Jeremiah Grossman, CTO of Web security firm White Hat Security recommends companies block web advertisements. An InformationWeek article quotes him as saying “I don’t think there’s any upside for a corporation to allow ads — they take up employee time, burn bandwidth, and represent risk.”
Malware has been served through banner ads at legitimate websites. Does that justify blocking all advertisement as a security risk?
Is it ethical to block advertisements or is there an understanding that these ads help the webmaster pay the bills. Is an ad-bock company wide different from an individual installing advertisement filtering software?

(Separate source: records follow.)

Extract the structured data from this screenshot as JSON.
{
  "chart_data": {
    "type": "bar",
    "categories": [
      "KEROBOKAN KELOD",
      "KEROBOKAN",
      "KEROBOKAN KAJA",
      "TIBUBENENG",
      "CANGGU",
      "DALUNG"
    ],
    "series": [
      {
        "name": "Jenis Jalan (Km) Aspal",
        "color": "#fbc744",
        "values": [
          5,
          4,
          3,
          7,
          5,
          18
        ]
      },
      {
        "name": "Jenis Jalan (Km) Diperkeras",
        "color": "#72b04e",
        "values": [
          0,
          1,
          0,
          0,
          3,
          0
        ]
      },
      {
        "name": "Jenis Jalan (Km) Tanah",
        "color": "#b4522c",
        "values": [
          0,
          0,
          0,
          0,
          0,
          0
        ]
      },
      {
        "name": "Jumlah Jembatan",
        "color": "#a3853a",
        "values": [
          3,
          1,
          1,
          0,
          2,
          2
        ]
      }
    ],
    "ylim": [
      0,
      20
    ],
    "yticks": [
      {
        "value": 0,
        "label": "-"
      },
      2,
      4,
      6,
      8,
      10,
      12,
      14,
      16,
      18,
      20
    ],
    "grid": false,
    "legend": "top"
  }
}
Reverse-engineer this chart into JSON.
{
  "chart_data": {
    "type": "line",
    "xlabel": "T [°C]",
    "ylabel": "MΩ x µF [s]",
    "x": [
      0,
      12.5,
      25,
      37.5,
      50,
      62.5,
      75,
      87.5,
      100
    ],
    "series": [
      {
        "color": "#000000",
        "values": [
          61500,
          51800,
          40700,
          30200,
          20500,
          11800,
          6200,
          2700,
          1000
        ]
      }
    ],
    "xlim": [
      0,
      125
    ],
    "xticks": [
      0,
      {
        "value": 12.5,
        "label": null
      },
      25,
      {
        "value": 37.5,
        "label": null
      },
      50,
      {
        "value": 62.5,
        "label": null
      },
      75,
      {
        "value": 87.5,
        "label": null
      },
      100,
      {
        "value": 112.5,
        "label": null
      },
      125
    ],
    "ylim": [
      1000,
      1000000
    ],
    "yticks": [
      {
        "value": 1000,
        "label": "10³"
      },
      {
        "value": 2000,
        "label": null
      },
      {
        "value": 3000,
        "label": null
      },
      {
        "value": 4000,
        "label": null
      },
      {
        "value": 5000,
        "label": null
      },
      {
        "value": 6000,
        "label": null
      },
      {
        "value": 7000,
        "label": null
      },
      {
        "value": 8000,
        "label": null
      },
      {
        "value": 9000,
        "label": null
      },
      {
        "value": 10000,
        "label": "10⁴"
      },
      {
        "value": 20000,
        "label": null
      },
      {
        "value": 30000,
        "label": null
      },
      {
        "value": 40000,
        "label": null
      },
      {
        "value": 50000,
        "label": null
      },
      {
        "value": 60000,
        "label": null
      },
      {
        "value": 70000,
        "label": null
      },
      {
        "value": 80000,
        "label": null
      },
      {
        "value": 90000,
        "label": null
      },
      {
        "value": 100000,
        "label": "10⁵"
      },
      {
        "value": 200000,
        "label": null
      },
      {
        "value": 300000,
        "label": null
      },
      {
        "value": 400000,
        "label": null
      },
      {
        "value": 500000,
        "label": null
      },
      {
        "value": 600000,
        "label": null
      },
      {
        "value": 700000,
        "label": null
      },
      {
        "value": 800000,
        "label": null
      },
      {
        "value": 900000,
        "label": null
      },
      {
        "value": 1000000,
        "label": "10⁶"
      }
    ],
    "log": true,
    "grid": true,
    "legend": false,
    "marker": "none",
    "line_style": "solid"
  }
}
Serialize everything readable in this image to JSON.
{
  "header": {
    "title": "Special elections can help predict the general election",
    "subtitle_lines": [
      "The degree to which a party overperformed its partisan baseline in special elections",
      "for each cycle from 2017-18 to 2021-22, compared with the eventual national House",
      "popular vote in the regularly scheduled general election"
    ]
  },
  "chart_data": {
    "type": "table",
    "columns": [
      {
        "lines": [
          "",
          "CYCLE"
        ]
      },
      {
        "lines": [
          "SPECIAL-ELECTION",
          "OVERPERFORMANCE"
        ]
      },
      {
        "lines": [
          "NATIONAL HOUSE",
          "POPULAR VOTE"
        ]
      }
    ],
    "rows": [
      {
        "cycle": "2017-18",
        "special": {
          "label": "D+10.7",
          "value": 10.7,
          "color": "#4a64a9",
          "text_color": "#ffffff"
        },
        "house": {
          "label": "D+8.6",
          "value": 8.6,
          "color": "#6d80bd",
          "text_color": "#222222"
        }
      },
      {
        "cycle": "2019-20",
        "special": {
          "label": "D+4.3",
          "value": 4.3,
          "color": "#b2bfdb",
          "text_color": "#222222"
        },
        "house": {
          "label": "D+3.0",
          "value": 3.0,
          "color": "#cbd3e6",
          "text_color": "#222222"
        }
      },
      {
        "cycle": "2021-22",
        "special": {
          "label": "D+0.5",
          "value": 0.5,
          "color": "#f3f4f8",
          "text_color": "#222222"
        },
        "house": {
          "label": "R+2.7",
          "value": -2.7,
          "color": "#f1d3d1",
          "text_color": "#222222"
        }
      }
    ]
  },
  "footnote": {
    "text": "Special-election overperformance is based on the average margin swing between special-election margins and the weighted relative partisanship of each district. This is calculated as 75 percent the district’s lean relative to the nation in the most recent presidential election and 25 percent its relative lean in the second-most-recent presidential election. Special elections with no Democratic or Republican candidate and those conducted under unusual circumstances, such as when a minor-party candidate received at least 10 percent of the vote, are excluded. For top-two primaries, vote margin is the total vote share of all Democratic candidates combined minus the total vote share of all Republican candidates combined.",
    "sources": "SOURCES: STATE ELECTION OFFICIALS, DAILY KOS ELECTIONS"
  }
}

I laughed when a Turner Broadcasting executive suggested there was a compact between TV viewers and providers to watch the commercials in order to pay for the product. Yet, I tend to be more on the side of webmasters regarding ads. It’s not a pure comparison because most DVRs aren’t automatically skipping all commercials the way an ad blocker would.
I suppose my reaction to ad blocking as a security precaution is that there are many other layers of protection. To block ads would add extra work. First I’d have to make sure that ads were blocked in such a way as to not disrupt the appearance of the served website. Additionally, I would have to deal with sites that block those who ad block. Seems rather tedious, and a better idea would be to improve the web security product used to protect against all malware attacks rather than just those serviced by banner ad companies.